I don’t think there are many people who met him or talked with him for any length of time who won’t remark warmly on Harry’s openly expressed and gilt-edged fascination as to their work, their interests, and their victories. I still can’t quite grasp the inner motivation of a person who holds everyone he meets with such immediate concern and easy communicativeness.

And, miracle of miracles, he asked more questions of his friends than he offered solutions. The game went something like this: “Did you see Menhuin on CBS last night?” And off we’d go with a rehashing of all we knew of the great Yehudi (Harry, who knew him personally, would always have the inside track on any such discussion) and a new synthesis would be created in both our minds. If I dwell at length on those subjects which I would eagerly toss at Harry LeBovit in the certain knowledge that they would be tossed back with the deftness of a skilled player playing around a less-skilled one, I know full well that he had sparring partners in the fields of gardening, landscaping, photography, architecture, sports, cars, dogs, politics, and what else?

I will even treasure the poignant moments: When we had to say goodnight when we’d solved only a dozen or so of the world’s problems; a few moments in the hospital when an incessantly babbling young nurse’s aide kept mispronouncing his name and he simply sent a patient and rueful glance at me.
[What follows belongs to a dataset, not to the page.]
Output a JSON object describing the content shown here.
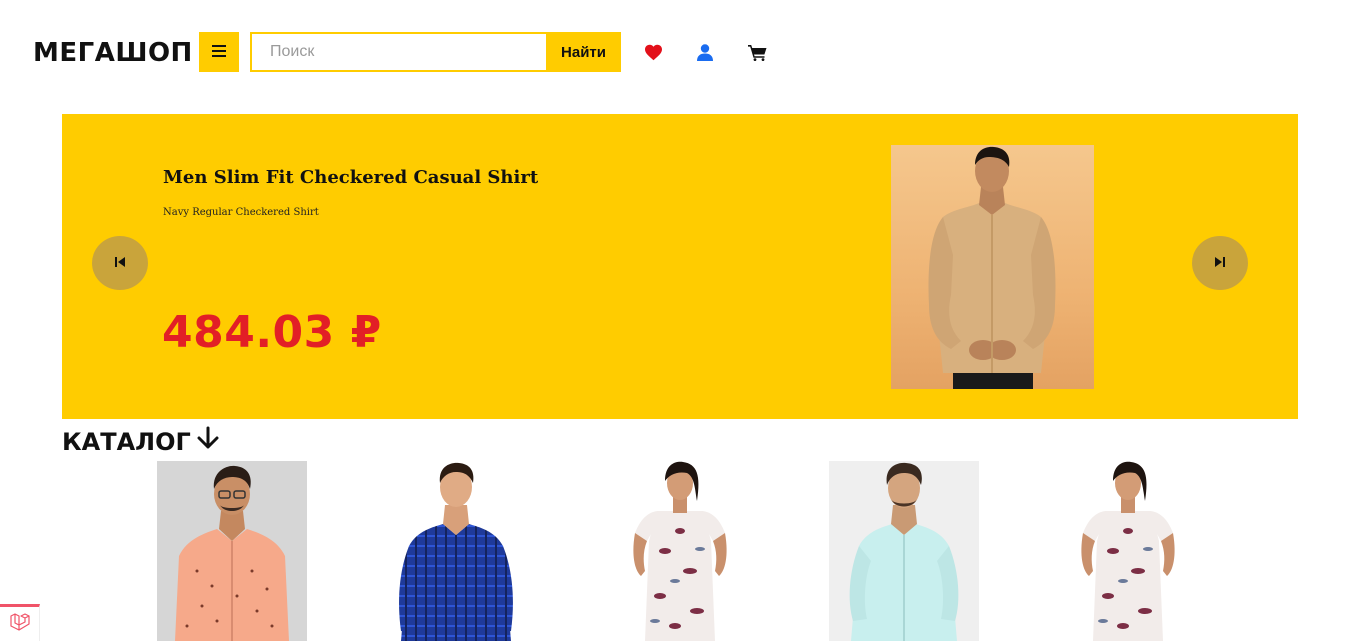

It was tough seeing him weak and tired, but it was at the same time a deeply reassuring confirmation to see that despite pain, the insecurity of life, gambling with ever-decreasing chances of any lengthy cure, Harry was unimpressed by the specter of death. Concerned, yes, but not cowed. To see that the mind, body, and soul that he’d been given some three score and ten years earlier had been cared for, expanded, and treasured to the fullest. The sparkle of joy in his eyes burned a trifle lower at the end, but it warmed all the deeper.